Existing only in flashback, the younger Ove (Berg), by contrast, is shy, socially awkward, but, crucially, always good-natured. Although used sparingly by Holm, such memories often run the risk of being overly melodramatic, but are effective in establishing Ove’s two lifelong loves (Sonja and Saabs – the latter used neatly to indicate the film’s timeline), as well as earning Ove a place in the audience’s good books with his stoic demeanour and bumbling expressions of love. But the elderly Ove’s suicide-induced flashbacks are perhaps most important in recounting the numerous tragedies that have ultimately shaped him into the quintessential irritable old man he has become; one who has had enough of a life that hasn’t had enough of him quite yet.

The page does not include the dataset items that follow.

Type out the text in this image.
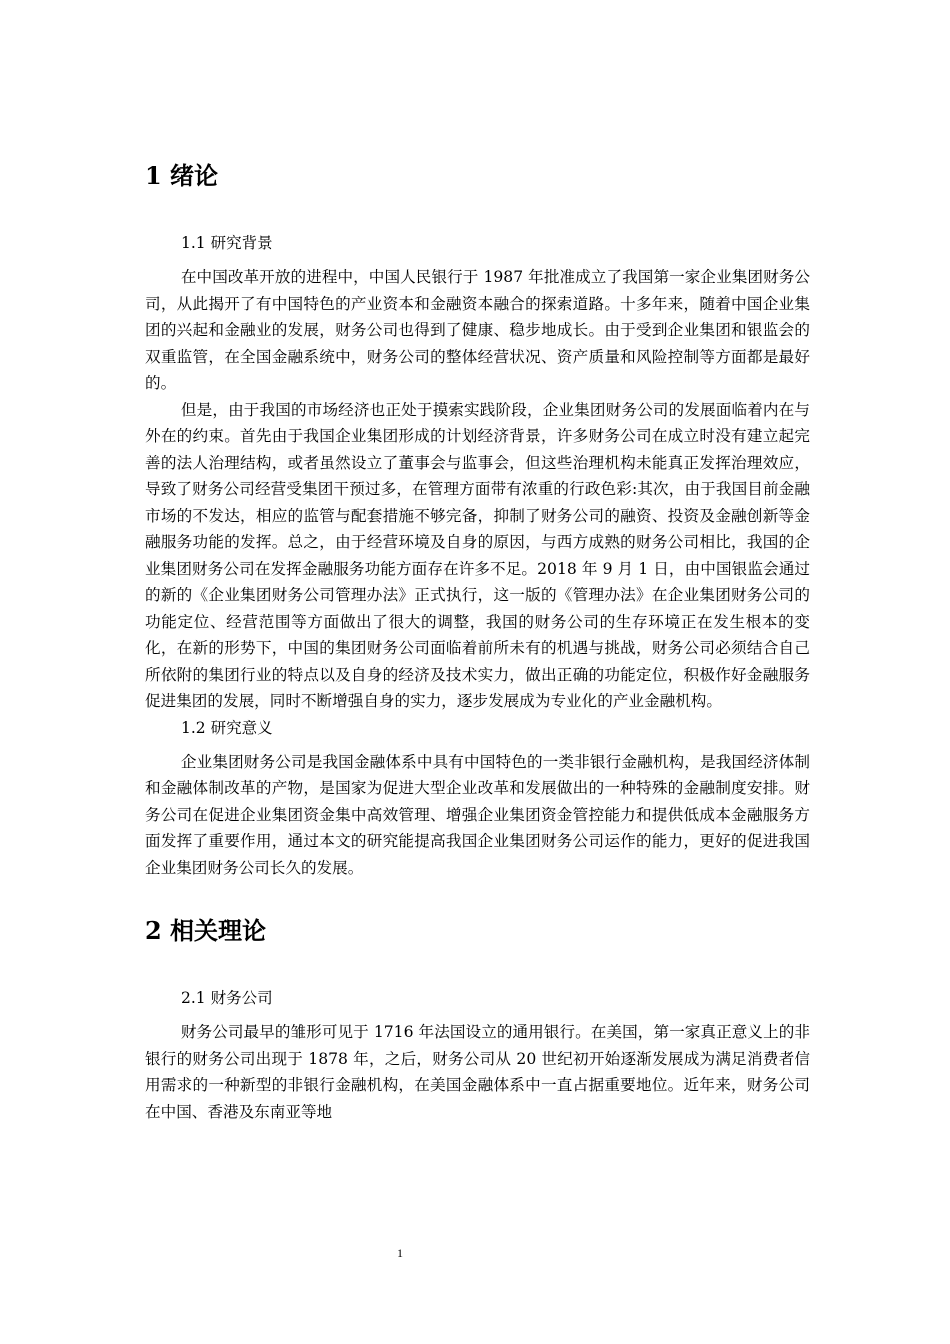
1 绪论
1.1 研究背景

在中国改革开放的进程中，中国人民银行于 1987 年批准成立了我国第一家企业集团财务公司，从此揭开了有中国特色的产业资本和金融资本融合的探索道路。十多年来，随着中国企业集团的兴起和金融业的发展，财务公司也得到了健康、稳步地成长。由于受到企业集团和银监会的双重监管，在全国金融系统中，财务公司的整体经营状况、资产质量和风险控制等方面都是最好的。

但是，由于我国的市场经济也正处于摸索实践阶段，企业集团财务公司的发展面临着内在与外在的约束。首先由于我国企业集团形成的计划经济背景，许多财务公司在成立时没有建立起完善的法人治理结构，或者虽然设立了董事会与监事会，但这些治理机构未能真正发挥治理效应，导致了财务公司经营受集团干预过多，在管理方面带有浓重的行政色彩:其次，由于我国目前金融市场的不发达，相应的监管与配套措施不够完备，抑制了财务公司的融资、投资及金融创新等金融服务功能的发挥。总之，由于经营环境及自身的原因，与西方成熟的财务公司相比，我国的企业集团财务公司在发挥金融服务功能方面存在许多不足。2018 年 9 月 1 日，由中国银监会通过的新的《企业集团财务公司管理办法》正式执行，这一版的《管理办法》在企业集团财务公司的功能定位、经营范围等方面做出了很大的调整，我国的财务公司的生存环境正在发生根本的变化，在新的形势下，中国的集团财务公司面临着前所未有的机遇与挑战，财务公司必须结合自己所依附的集团行业的特点以及自身的经济及技术实力，做出正确的功能定位，积极作好金融服务促进集团的发展，同时不断增强自身的实力，逐步发展成为专业化的产业金融机构。

1.2 研究意义

企业集团财务公司是我国金融体系中具有中国特色的一类非银行金融机构，是我国经济体制和金融体制改革的产物，是国家为促进大型企业改革和发展做出的一种特殊的金融制度安排。财务公司在促进企业集团资金集中高效管理、增强企业集团资金管控能力和提供低成本金融服务方面发挥了重要作用，通过本文的研究能提高我国企业集团财务公司运作的能力，更好的促进我国企业集团财务公司长久的发展。

2 相关理论
2.1 财务公司

财务公司最早的雏形可见于 1716 年法国设立的通用银行。在美国，第一家真正意义上的非银行的财务公司出现于 1878 年，之后，财务公司从 20 世纪初开始逐渐发展成为满足消费者信用需求的一种新型的非银行金融机构，在美国金融体系中一直占据重要地位。近年来，财务公司在中国、香港及东南亚等地

1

And that new lease of life that inevitably and predictably arrives comes almost exclusively in the form of the plucky, sassy neighbour Parvaneh (Pars). She is the perfect foil to Ove’s repeated outbursts and slowly chips away at his gruff exterior to become the vital figure of companionship he’s been so lacking. While Sonja might well be the centre piece to Ove’s entire existence, she (and Engvoll) are disappointingly side-lined to little more than a series of warming smiles during various life events and period settings. And so, perhaps unexpectedly, it is Pars’ character who is given much more narrative weighting and a much more satisfying character study here. Lassgård is mightily impressive in bringing a difficult balancing act to the titular character. Competently combining an intimidating presence and hatred for everything with a plausible underlying fragility and vulnerability, Ove soon becomes that odd contradiction of someone we want to both heckle and hug simultaneously.
For all his stellar work in the build-up, it is somewhat of a shame, however, that Holm rushes the film’s final act. Loose ends are tied up all too abruptly and neatly; one character, seemingly out of nowhere, quickly adopts the role of comic-book villain, and gets his comeuppance through revelations that appear to have been plucked out of thin air. By the final frames, the melodrama has settled in once again, but for all the laughs and heartbreak that have brought us to such moments, it can be forgiven.
A skilfully packaged film wrapped in comic paper and covered in emotional ribbons, A Man Called Ove, for the most part, is a brilliantly patient, brilliantly pitched work of… well, brilliance.